Carmina Lures You In
Date: Sun April 19, 2009 7:00pm
During a season otherwise filled with the iconic works of Beethoven, Mahler, and Handel, the San Francisco Symphony Chorus under the baton of Ragnar Bohlin will explore its eclectic side on April 19. The program features Carl Orff’s hugely popular work Carmina Burana, but will also introduce listeners to the work of Lars Johan Werle, Eric Whitacre, Joseph Rheinberger, and Veljo Tormis.
Audience favorite Carmina Burana, arranged for choir, two pianos, and percussion by Wilhelm Kilmayer, earned a Grammy for the San Francisco Symphony in 1993. This time, it will feature soloists Chester Pidduck, Brian Leerhuber, and Ji Young Yang (described by San Francisco Classical Voice as having a “bright and stunningly agile” voice), as well as the Lower School Choir of Berkeley’s Crowden School.
While Carmina Burana will lure audiences, the works of the four lesser-known composers will be arguably more interesting. Joseph Rheinberger, born in Lichtenstein, wrote at the end of the 19th century, and is known primarily as an organist and composer of organ music. His Drei Geistliche Gesänge brings to mind the motets of Rheinberger’s contemporary Anton Bruckner in their densely romantic style.
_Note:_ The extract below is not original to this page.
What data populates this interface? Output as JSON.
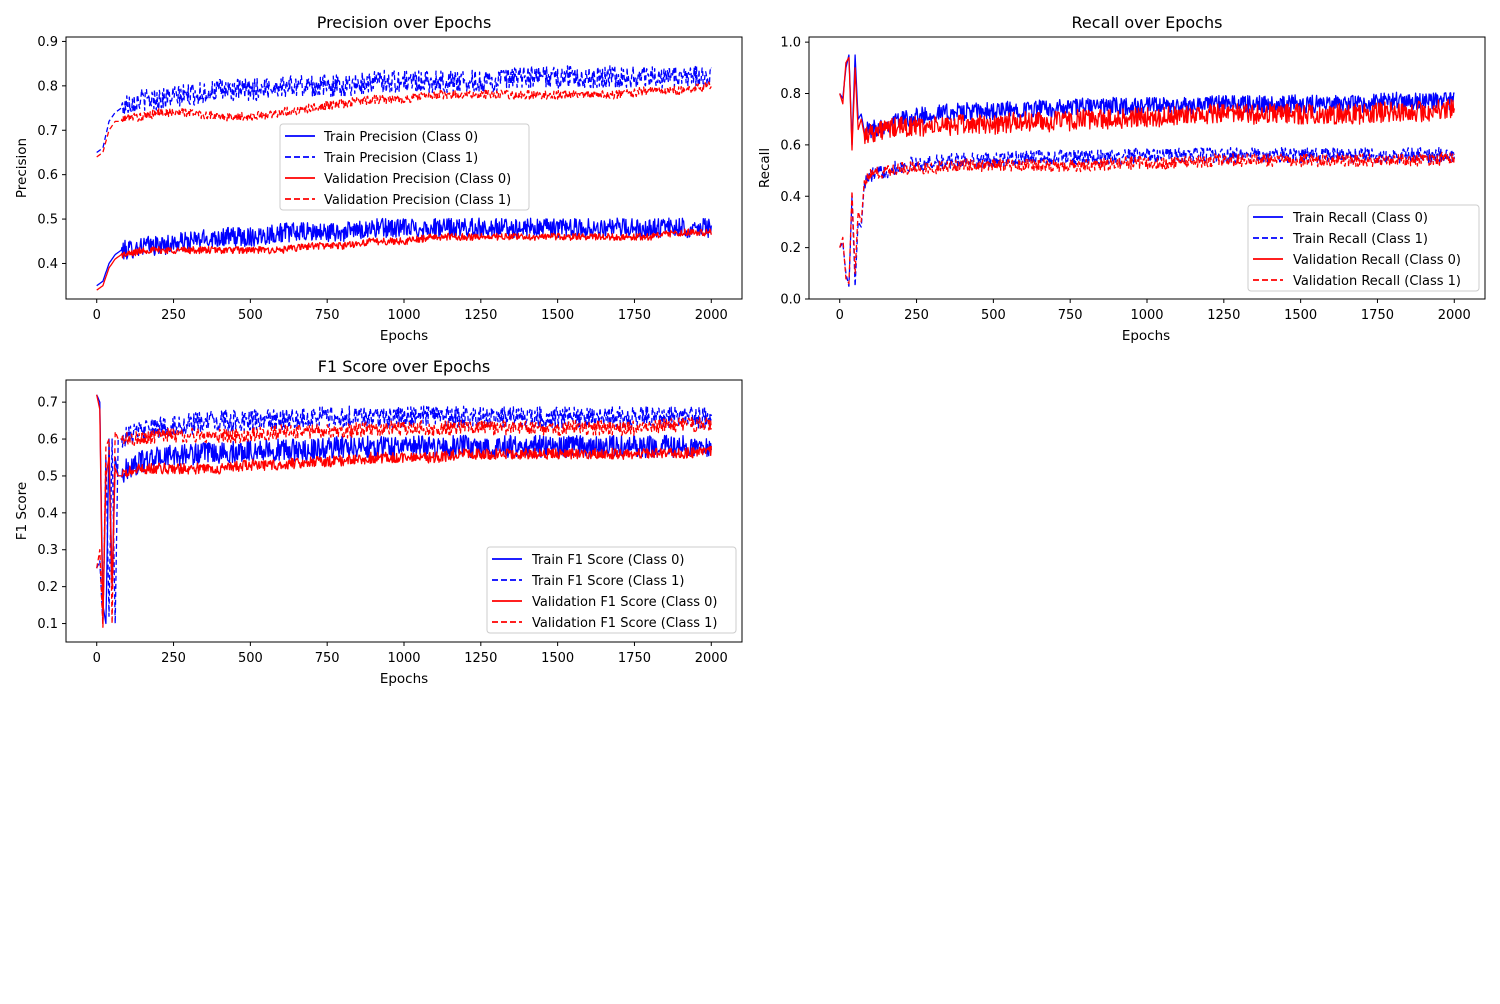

The selections by Eric Whitacre (I thank you, God) and Lars-Johan Werle (trees) are both settings of e.e. cummings poems. Werle uses short, percussive phrases reminiscent of the quirky poet. I Thank You, God, on the other hand, is tuneful and sweeping. The Symphony Chorus will surely make great use of Whitacre’s soaring phrases and gestures.
Known for his large-scale choral works, Veljo Tormis often draws inspiration from Estonian folk traditions. Rather than simply setting folk tunes for chorus, however, the inspiration is more likely to come from a small phrase or gesture in a song, or even a textual reference. His extended 1972 work A Curse Upon Iron uses voices in a very orchestral manner, with speechlike phrases emerging from the thick texture. The work uses influences from shamanistic tradition to comment on what he called the “evil of war.”